Yesterday Time Warner announced they will begin testing new metered pricing for broadband customers referred to as "Pay-Per-Download" plans. Rather than a set monthly rate, customers will pay fees assessed by usage.

“We want the network to maximize returns for all of our customers,” said spokesman Alex Dudley, adding that a small number of users currently consume a disproportionate share of bandwidth. “Ninety-five percent of our users would not be the extreme users who are driving this.”
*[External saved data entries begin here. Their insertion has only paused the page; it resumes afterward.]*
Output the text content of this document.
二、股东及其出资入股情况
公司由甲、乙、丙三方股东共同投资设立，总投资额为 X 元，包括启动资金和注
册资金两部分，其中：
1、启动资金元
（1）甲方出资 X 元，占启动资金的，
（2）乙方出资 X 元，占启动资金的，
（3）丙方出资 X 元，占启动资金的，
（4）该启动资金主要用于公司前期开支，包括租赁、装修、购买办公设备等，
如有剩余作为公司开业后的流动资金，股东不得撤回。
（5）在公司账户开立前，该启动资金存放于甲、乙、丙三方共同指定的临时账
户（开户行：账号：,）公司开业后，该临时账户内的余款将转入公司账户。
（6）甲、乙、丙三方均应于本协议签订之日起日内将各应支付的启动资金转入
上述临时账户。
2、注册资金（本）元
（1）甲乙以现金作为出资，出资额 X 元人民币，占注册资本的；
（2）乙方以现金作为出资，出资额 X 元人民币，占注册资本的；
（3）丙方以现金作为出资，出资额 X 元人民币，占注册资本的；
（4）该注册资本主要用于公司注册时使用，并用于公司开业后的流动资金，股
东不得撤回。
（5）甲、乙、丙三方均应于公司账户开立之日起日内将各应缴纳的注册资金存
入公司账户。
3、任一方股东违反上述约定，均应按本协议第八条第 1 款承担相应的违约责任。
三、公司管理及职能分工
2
Once the test starts, new customers will be offered a choice of four plans that allow them to download set amounts each month—5, 10, 20 or 40 Gigabytes. As with cell phone service packages, those who go over their allotment will be charged extra. Time Warner hasn’t yet determined the price of each tier. The test will start later this year with new subscribers in Beaumont, Texas.
From a Net Neutrality perspective, this could be a good thing, as it allows providers to better manage their networks for profit without restricting access or high-bandwidth applications. From an internet usage point of view, perhaps not so much. I don't relish the idea of my internet connection rekindling the annoyance of managing "daytime, nighttime, and weekend" minutes with the old AT&T mobile services.
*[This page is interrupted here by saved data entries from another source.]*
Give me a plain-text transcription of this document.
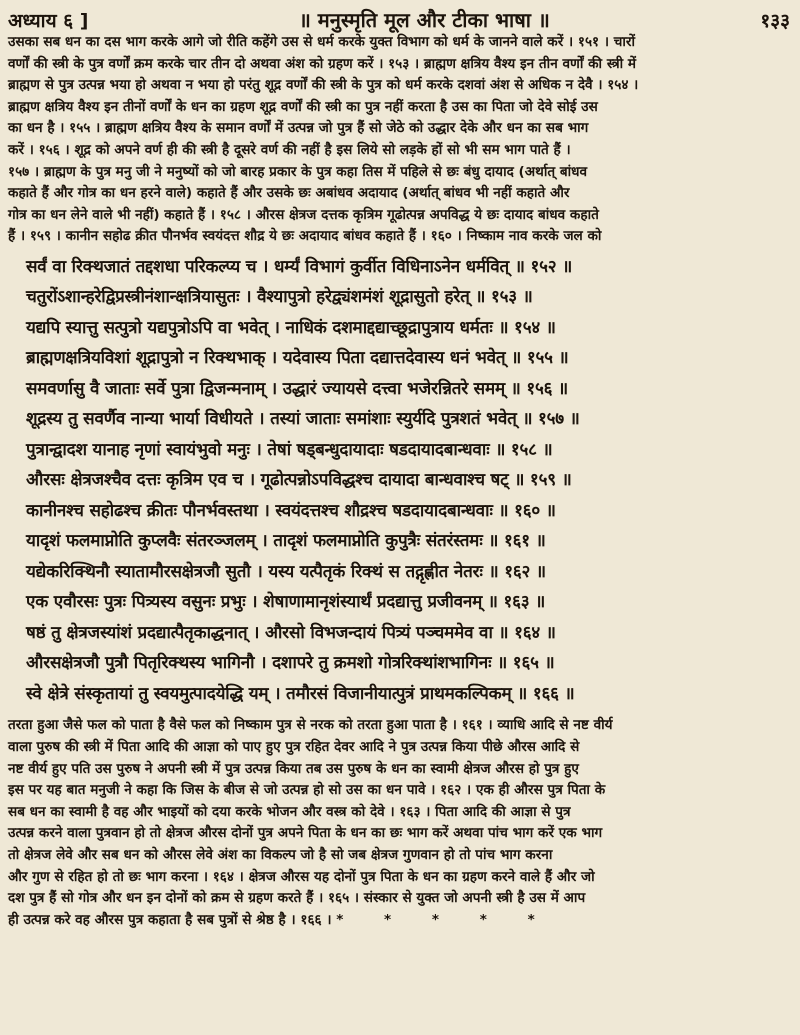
अध्याय ६ ]	॥ मनुस्मृति मूल और टीका भाषा ॥	१३३

उसका सब धन का दस भाग करके आगे जो रीति कहेंगे उस से धर्म करके युक्त विभाग को धर्म के जानने वाले करें । १५१ । चारों

वर्णों की स्त्री के पुत्र वर्णों क्रम करके चार तीन दो अथवा अंश को ग्रहण करें । १५३ । ब्राह्मण क्षत्रिय वैश्य इन तीन वर्णों की स्त्री में

ब्राह्मण से पुत्र उत्पन्न भया हो अथवा न भया हो परंतु शूद्र वर्णों की स्त्री के पुत्र को धर्म करके दशवां अंश से अधिक न देवै । १५४ ।

ब्राह्मण क्षत्रिय वैश्य इन तीनों वर्णों के धन का ग्रहण शूद्र वर्णों की स्त्री का पुत्र नहीं करता है उस का पिता जो देवे सोई उस

का धन है । १५५ । ब्राह्मण क्षत्रिय वैश्य के समान वर्णों में उत्पन्न जो पुत्र हैं सो जेठे को उद्धार देके और धन का सब भाग

करें । १५६ । शूद्र को अपने वर्ण ही की स्त्री है दूसरे वर्ण की नहीं है इस लिये सो लड़के हों सो भी सम भाग पाते हैं ।

१५७ । ब्राह्मण के पुत्र मनु जी ने मनुष्यों को जो बारह प्रकार के पुत्र कहा तिस में पहिले से छः बंधु दायाद (अर्थात् बांधव

कहाते हैं और गोत्र का धन हरने वाले) कहाते हैं और उसके छः अबांधव अदायाद (अर्थात् बांधव भी नहीं कहाते और

गोत्र का धन लेने वाले भी नहीं) कहाते हैं । १५८ । औरस क्षेत्रज दत्तक कृत्रिम गूढोत्पन्न अपविद्ध ये छः दायाद बांधव कहाते

हैं । १५९ । कानीन सहोढ क्रीत पौनर्भव स्वयंदत्त शौद्र ये छः अदायाद बांधव कहाते हैं । १६० । निष्काम नाव करके जल को

सर्वं वा रिक्थजातं तद्दशधा परिकल्प्य च । धर्म्यं विभागं कुर्वीत विधिनाऽनेन धर्मवित् ॥ १५२ ॥
चतुरोंऽशान्हरेद्विप्रस्त्रीनंशान्क्षत्रियासुतः । वैश्यापुत्रो हरेद्व्यंशमंशं शूद्रासुतो हरेत् ॥ १५३ ॥
यद्यपि स्यात्तु सत्पुत्रो यद्यपुत्रोऽपि वा भवेत् । नाधिकं दशमाद्दद्याच्छूद्रापुत्राय धर्मतः ॥ १५४ ॥
ब्राह्मणक्षत्रियविशां शूद्रापुत्रो न रिक्थभाक् । यदेवास्य पिता दद्यात्तदेवास्य धनं भवेत् ॥ १५५ ॥
समवर्णासु वै जाताः सर्वे पुत्रा द्विजन्मनाम् । उद्धारं ज्यायसे दत्त्वा भजेरन्नितरे समम् ॥ १५६ ॥
शूद्रस्य तु सवर्णैव नान्या भार्या विधीयते । तस्यां जाताः समांशाः स्युर्यदि पुत्रशतं भवेत् ॥ १५७ ॥
पुत्रान्द्वादश यानाह नृणां स्वायंभुवो मनुः । तेषां षड्बन्धुदायादाः षडदायादबान्धवाः ॥ १५८ ॥
औरसः क्षेत्रजश्चैव दत्तः कृत्रिम एव च । गूढोत्पन्नोऽपविद्धश्च दायादा बान्धवाश्च षट् ॥ १५९ ॥
कानीनश्च सहोढश्च क्रीतः पौनर्भवस्तथा । स्वयंदत्तश्च शौद्रश्च षडदायादबान्धवाः ॥ १६० ॥
यादृशं फलमाप्नोति कुप्लवैः संतरञ्जलम् । तादृशं फलमाप्नोति कुपुत्रैः संतरंस्तमः ॥ १६१ ॥
यद्येकरिक्थिनौ स्यातामौरसक्षेत्रजौ सुतौ । यस्य यत्पैतृकं रिक्थं स तद्गृह्णीत नेतरः ॥ १६२ ॥
एक एवौरसः पुत्रः पित्र्यस्य वसुनः प्रभुः । शेषाणामानृशंस्यार्थं प्रदद्यात्तु प्रजीवनम् ॥ १६३ ॥
षष्ठं तु क्षेत्रजस्यांशं प्रदद्यात्पैतृकाद्धनात् । औरसो विभजन्दायं पित्र्यं पञ्चममेव वा ॥ १६४ ॥
औरसक्षेत्रजौ पुत्रौ पितृरिक्थस्य भागिनौ । दशापरे तु क्रमशो गोत्ररिक्थांशभागिनः ॥ १६५ ॥
स्वे क्षेत्रे संस्कृतायां तु स्वयमुत्पादयेद्धि यम् । तमौरसं विजानीयात्पुत्रं प्राथमकल्पिकम् ॥ १६६ ॥

तरता हुआ जैसे फल को पाता है वैसे फल को निष्काम पुत्र से नरक को तरता हुआ पाता है । १६१ । व्याधि आदि से नष्ट वीर्य

वाला पुरुष की स्त्री में पिता आदि की आज्ञा को पाए हुए पुत्र रहित देवर आदि ने पुत्र उत्पन्न किया पीछे औरस आदि से

नष्ट वीर्य हुए पति उस पुरुष ने अपनी स्त्री में पुत्र उत्पन्न किया तब उस पुरुष के धन का स्वामी क्षेत्रज औरस हो पुत्र हुए

इस पर यह बात मनुजी ने कहा कि जिस के बीज से जो उत्पन्न हो सो उस का धन पावे । १६२ । एक ही औरस पुत्र पिता के

सब धन का स्वामी है वह और भाइयों को दया करके भोजन और वस्त्र को देवे । १६३ । पिता आदि की आज्ञा से पुत्र

उत्पन्न करने वाला पुत्रवान हो तो क्षेत्रज औरस दोनों पुत्र अपने पिता के धन का छः भाग करें अथवा पांच भाग करें एक भाग

तो क्षेत्रज लेवे और सब धन को औरस लेवे अंश का विकल्प जो है सो जब क्षेत्रज गुणवान हो तो पांच भाग करना

और गुण से रहित हो तो छः भाग करना । १६४ । क्षेत्रज औरस यह दोनों पुत्र पिता के धन का ग्रहण करने वाले हैं और जो

दश पुत्र हैं सो गोत्र और धन इन दोनों को क्रम से ग्रहण करते हैं । १६५ । संस्कार से युक्त जो अपनी स्त्री है उस में आप

ही उत्पन्न करे वह औरस पुत्र कहाता है सब पुत्रों से श्रेष्ठ है । १६६ । * * * * *
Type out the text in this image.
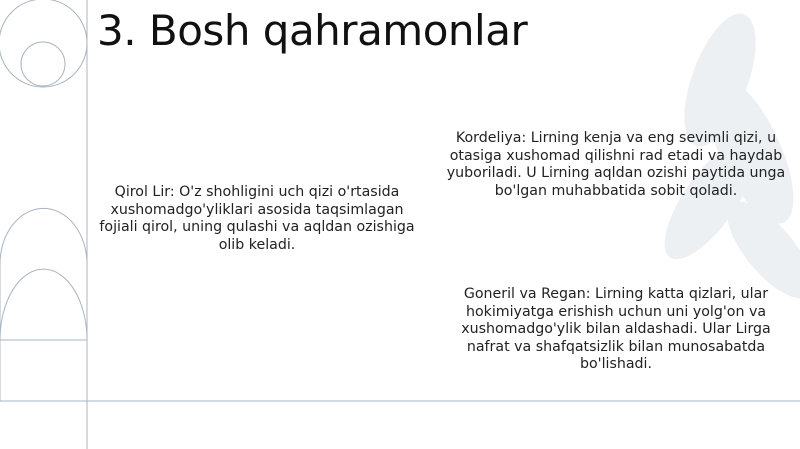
3. Bosh qahramonlar
Qirol Lir: O'z shohligini uch qizi o'rtasida xushomadgo'yliklari asosida taqsimlagan fojiali qirol, uning qulashi va aqldan ozishiga olib keladi.
Kordeliya: Lirning kenja va eng sevimli qizi, u otasiga xushomad qilishni rad etadi va haydab yuboriladi. U Lirning aqldan ozishi paytida unga bo'lgan muhabbatida sobit qoladi.
Goneril va Regan: Lirning katta qizlari, ular hokimiyatga erishish uchun uni yolg'on va xushomadgo'ylik bilan aldashadi. Ular Lirga nafrat va shafqatsizlik bilan munosabatda bo'lishadi.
Critics of the test argue that though it may provide a work-around for providers to manage while remaining Net Neutral, it doesn't address the growing need for investment in infrastructure.
“Telling consumers they must choose between blocking and metered pricing is a worrying development,” Ben Scott, policy director of Free Press, said in a statement. “The best answer to any capacity crunch is to build the kind of high-capacity networks available in the world’s leading broadband nations.”

Public Knowledge’s Sohn agreed that any long-term solution to bandwidth problems requires improving the infrastructure. “The ultimate goal has got to be a fatter pipe,” Gigi Sohn said.